Your child now understands and uses a wide variety of words that indicate position and shape such as above, below, next to/beside, on top of, near, at the bottom, behind, around, away from, between, first, last, in a line, in front, at the back, middle, in a corner, circle, square, rectangle, triangle and rhombus (diamond).
According to early mathematics expert Douglas Clement, it is important for adults to use these words in everyday conversations. We should say things like, “Look, I cut your sandwich into triangles,” and “Let’s put a raisin in the middle of every cookie.” This is a sure way to “mathematise” your child.
Clement says that all young children have the same implicit (understood but not stated) understanding of mathematics. However, this understanding does not become explicit (clearly stated) if a child doesn’t learn to understand and use the words that give life to it.
We learn 20 % of what we hear, but 70 % of what we discuss
Children learn more from reading books when they are encouraged to have a conversation (dialogue) with the person who is reading the book. This is known as dialogic reading.

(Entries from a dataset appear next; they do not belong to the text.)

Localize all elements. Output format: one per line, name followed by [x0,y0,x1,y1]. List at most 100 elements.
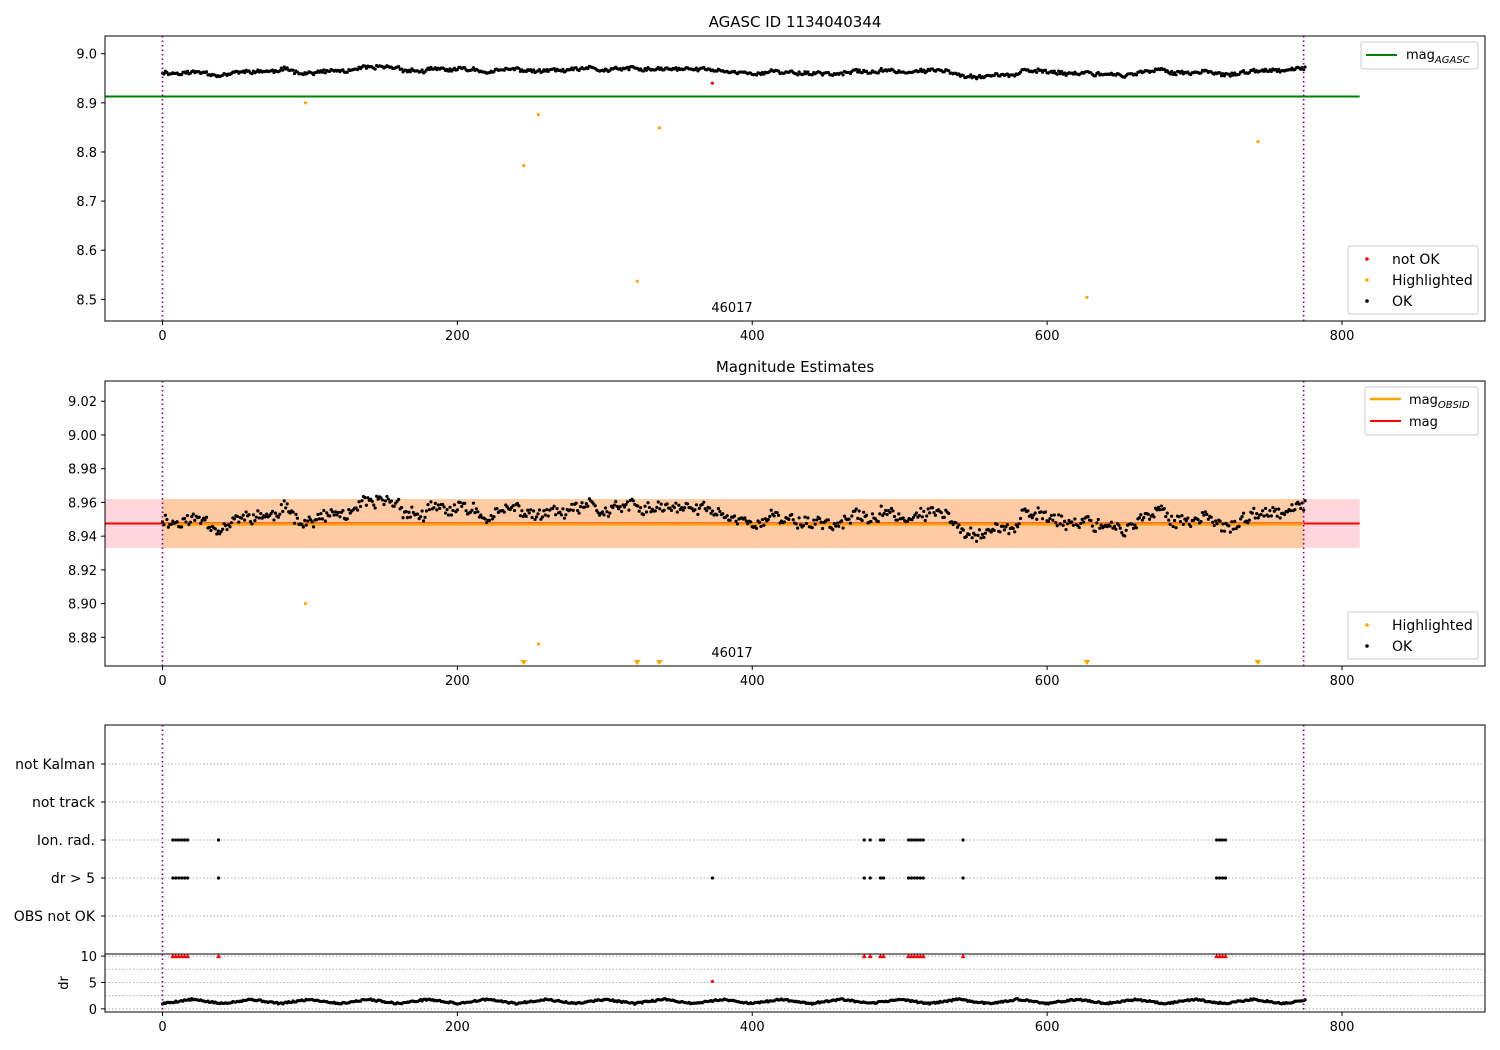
point-ok [964,535,968,539]
point-ok [787,517,791,522]
point-ok [375,494,379,498]
point-ok [1089,518,1093,523]
panel2-ytick-label: 8.94 [68,530,97,545]
point-ok [1293,507,1297,512]
point-ok [278,69,282,73]
flag-ion-rad-point [909,838,914,842]
point-ok [759,524,763,529]
point-ok [1159,504,1163,508]
point-ok [328,514,332,518]
point-ok [804,521,809,526]
panel4-xtick-label: 0 [158,1020,166,1035]
point-ok [1170,514,1174,518]
point-ok [204,70,209,74]
point-highlighted-clipped [1083,660,1091,665]
point-ok [1174,526,1178,530]
flag-ion-rad-point [171,838,175,842]
point-ok [1035,517,1039,521]
point-ok [442,505,446,509]
flag-ion-rad-point [915,838,919,842]
flag-ion-rad-point [183,838,187,842]
point-ok [571,508,575,512]
point-ok [1218,71,1222,75]
point-ok [1005,72,1009,76]
point-ok [404,509,408,514]
point-ok [1013,530,1017,534]
point-ok [1062,71,1067,75]
panel1-xtick-label: 0 [158,329,166,344]
point-ok [878,512,882,516]
point-ok [386,497,390,501]
point-ok [1297,502,1301,506]
point-dr-clipped [1223,953,1229,959]
point-ok [247,513,251,517]
point-ok [515,501,520,506]
point-ok [639,506,643,510]
point-ok [534,515,539,519]
point-ok [1131,526,1136,531]
point-ok [1192,518,1196,522]
point-ok [672,505,677,510]
point-ok [625,65,630,69]
point-highlighted-clipped [1254,660,1262,665]
point-ok [705,508,709,513]
point-ok [1199,519,1203,524]
point-ok [479,513,483,517]
point-ok [612,503,616,507]
point-ok [910,518,914,522]
flag-ion-rad-point [961,838,965,842]
flag-ion-rad-point [1220,838,1225,842]
point-ok [492,515,496,519]
point-ok [397,497,401,501]
panel1-ytick-label: 8.5 [76,293,97,308]
point-ok [917,513,921,518]
point-ok [1170,69,1174,74]
point-ok [1302,508,1306,512]
point-ok [841,73,845,77]
flag-dr-gt-5-point [906,876,911,880]
point-ok [203,518,207,522]
point-ok [1247,518,1251,522]
point-ok [1133,523,1137,527]
point-ok [256,509,260,513]
point-ok [812,518,816,522]
point-ok [642,513,646,517]
point-ok [1162,67,1166,71]
point-ok [322,68,326,72]
point-ok [882,511,886,516]
point-ok [251,513,256,517]
panel4-xtick-label: 600 [1035,1020,1060,1035]
point-ok [1029,513,1033,517]
point-ok [832,522,836,526]
point-ok [681,508,685,512]
point-ok [443,511,448,515]
flag-dr-gt-5-point [921,876,925,880]
panel2-title: Magnitude Estimates [716,358,874,376]
point-ok [721,512,725,516]
panel2-frame [104,380,1486,667]
point-ok [879,504,883,508]
point-ok [1082,520,1086,524]
point-ok [306,519,310,523]
point-ok [432,506,436,510]
point-ok [555,507,559,511]
point-ok [1288,509,1293,513]
point-ok [1177,515,1181,519]
point-ok [166,525,170,529]
point-ok [322,508,326,513]
point-ok [489,513,493,518]
panel2-ytick-label: 8.90 [68,598,97,613]
point-ok [407,510,411,515]
point-ok [518,514,522,518]
point-ok [754,526,759,530]
point-ok [1196,517,1200,522]
point-ok [421,519,426,523]
point-ok [933,513,938,517]
point-ok [1262,514,1266,518]
point-ok [543,513,547,517]
point-ok [370,499,374,503]
point-ok [282,499,286,503]
point-ok [622,505,627,509]
point-highlighted-clipped [633,660,641,665]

Nobody learns to play tennis by watching someone play. Similarly, children’s language skills develop with practice. Dialogic reading is an interactive and engaging way to read a book with a child where they get the opportunity to talk about the story, use new words and practice their language skills. Before long, your child will do most of the talking while you read. That’s when you know you’re doing it right!
Reading experts advise parents and educators to use the PEER sequence to guide them and make it easy to have a short interaction on just about every page.
P: (Prompt) Ask a question. The easiest questions to ask are ones that start with who, what, where, why and when because they have a way of encouraging a child to repeat words that you have just read. For example. “What kind of animal is this, can you remember?” or “Why was Little Red Riding Hood going into the woods?”
E: (Evaluate) React to whatever your child says in response. It usually suffices to simply say, “Yes!”
E: (Expand) Elaborate with a little more information. It works well if you simply rephrase what your child said and add a little bit of extra information if needed.
R: (Repeat) Repeat your original question. The idea is to steer your child’s attention back to what’s happening in the story at that point. Then turn the page.
Here’s an example:
Point to the illustration and ask (prompt): “Can you remember why Little Red Riding Hood was going into the woods?” Your child answers: “She’s on her way to her grandmother to take her some food. It’s in that basket.”
You respond (evaluate) by saying, “Yes!”
Then elaborate (expand): “Little Red Riding Hood is on her way to her grandmother to take her a special treat because she is desperately ill in bed. Her mommy packed it into this beautiful woven basket.” You can ask more questions as your child’s concentration span increases.
Lastly, return to the basic story (repeat): “Where is she going? She’s on her way to her grandmother. Now, let’s see what happens next.”
Researchers say that children, whose parents and caregivers read to them in this way, fare better in tests of language development compared to children who simply sit and listen. In fact, children can jump ahead by several months in just a few weeks of dialogic reading.
Tip: Be a reading and writing role model
Even though you may prefer using your phone, be a good role model and let your child see you use a pen to write words down on paper when you put your shopping list together.
You can also, from time to time, focus your child’s attention on the printed words when you are reading a book together. Move your finger from left to right as you read and point out individual letters and words to tell your child what they mean.
This is an effective way of introducing children to the mechanism behind reading. Specifically that letters represent speech sounds, that they are grouped to form words, which are strung together from left to right to create sentences.